Édouard Geffray ne souhaite pas imposer la projection du film sur Samuel Paty à l’école

Le ministre de l’Éducation nationale, Édouard Geffray, a récemment exprimé son opinion sur le film L’abandon, qui traite de l’assassinat de Samuel Paty en 2020. Invité sur RMC le 22 mai, il a souligné qu’il ne souhaite pas rendre obligatoire la projection de ce film dans les établissements scolaires, bien qu’il en reconnaisse l’importance.

EN BREF

  • Édouard Geffray ne veut pas imposer le film L’abandon aux écoles.
  • Le producteur Stéphane Simon et la sœur de Samuel Paty soutiennent sa diffusion.
  • Geffray considère le film comme ayant une valeur éducative, mais sans obligation.

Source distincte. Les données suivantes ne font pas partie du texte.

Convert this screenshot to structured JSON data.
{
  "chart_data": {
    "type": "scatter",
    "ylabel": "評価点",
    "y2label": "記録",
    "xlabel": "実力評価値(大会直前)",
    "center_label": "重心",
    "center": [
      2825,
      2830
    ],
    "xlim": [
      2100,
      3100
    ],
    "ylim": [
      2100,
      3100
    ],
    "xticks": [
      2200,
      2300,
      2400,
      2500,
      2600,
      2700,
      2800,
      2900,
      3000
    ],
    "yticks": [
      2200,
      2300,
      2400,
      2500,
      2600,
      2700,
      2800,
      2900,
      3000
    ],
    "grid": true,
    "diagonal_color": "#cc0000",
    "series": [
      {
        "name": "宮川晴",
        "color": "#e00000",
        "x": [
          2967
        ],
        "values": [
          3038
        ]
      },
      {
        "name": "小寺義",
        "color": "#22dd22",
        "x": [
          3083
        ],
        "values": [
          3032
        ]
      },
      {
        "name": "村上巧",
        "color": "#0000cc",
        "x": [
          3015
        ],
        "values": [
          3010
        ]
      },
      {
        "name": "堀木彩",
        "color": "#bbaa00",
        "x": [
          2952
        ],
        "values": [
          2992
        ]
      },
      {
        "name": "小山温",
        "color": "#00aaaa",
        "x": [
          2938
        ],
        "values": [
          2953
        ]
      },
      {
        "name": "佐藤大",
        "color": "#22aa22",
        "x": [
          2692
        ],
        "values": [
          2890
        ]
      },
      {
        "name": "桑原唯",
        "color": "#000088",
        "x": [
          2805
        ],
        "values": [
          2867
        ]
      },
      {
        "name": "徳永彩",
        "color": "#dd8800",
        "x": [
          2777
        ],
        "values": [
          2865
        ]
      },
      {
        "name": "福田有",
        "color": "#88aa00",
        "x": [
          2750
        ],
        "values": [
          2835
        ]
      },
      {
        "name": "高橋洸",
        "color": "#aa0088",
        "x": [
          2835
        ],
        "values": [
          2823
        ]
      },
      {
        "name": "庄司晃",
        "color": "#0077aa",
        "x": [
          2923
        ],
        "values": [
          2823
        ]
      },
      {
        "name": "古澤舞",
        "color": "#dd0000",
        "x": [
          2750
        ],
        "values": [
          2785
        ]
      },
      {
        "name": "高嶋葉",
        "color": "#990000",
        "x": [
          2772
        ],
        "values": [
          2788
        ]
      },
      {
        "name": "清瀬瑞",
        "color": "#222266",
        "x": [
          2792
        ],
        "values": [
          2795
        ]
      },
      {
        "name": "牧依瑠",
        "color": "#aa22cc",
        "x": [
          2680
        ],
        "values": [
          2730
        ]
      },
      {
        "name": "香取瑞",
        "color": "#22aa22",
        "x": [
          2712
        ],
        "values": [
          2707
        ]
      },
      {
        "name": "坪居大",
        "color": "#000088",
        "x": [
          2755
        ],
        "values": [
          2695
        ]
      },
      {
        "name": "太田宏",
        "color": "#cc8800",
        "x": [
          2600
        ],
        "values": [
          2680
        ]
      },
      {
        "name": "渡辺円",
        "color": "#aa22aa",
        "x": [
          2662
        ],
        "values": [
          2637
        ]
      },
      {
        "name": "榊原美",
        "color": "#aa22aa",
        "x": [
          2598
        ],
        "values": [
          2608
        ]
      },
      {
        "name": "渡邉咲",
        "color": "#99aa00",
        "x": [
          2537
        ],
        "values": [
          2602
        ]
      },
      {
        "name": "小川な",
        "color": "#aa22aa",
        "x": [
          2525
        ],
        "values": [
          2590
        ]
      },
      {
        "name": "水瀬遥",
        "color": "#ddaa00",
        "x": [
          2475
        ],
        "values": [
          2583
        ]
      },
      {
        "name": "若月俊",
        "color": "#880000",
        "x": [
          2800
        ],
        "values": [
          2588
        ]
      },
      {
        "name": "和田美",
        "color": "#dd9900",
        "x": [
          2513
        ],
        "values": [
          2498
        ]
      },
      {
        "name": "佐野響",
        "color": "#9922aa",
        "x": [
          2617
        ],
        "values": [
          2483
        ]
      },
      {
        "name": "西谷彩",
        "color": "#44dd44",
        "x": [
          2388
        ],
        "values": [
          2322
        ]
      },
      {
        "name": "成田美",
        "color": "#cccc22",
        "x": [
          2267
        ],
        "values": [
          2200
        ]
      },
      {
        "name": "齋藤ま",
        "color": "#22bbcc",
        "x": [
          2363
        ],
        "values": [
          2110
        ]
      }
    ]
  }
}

Geffray a indiqué que le film, bien qu’il ne soit pas un document à projeter systématiquement, a un intérêt public indéniable. Selon lui, ce dernier aborde les faits de manière neutre, sans accuser directement quiconque. Il a précisé : “Je ne suis pas partisan de l’obligation” d’y faire assister les élèves, tout en reconnaissant l’impact que le sujet a eu sur la société française.

La question de la diffusion de L’abandon dans les classes a suscité des débats. Le producteur du film, Stéphane Simon, a exprimé son souhait de voir le film projeté dans les établissements scolaires, soulignant qu’il représente une opportunité de réflexion sur les événements tragiques qui ont touché Samuel Paty, un professeur d’histoire-géographie assassiné par un terroriste islamiste en octobre 2020. Il a insisté sur le fait que le film pourrait servir de leçon éducative.

La sœur de Samuel Paty, Mickaëlle Paty, également impliquée dans l’écriture du scénario, a ajouté que le film possède une « vertu éducative indéniable ». Elle a exprimé son désir que l’Éducation nationale s’empare de cette œuvre pour en faire un outil pédagogique.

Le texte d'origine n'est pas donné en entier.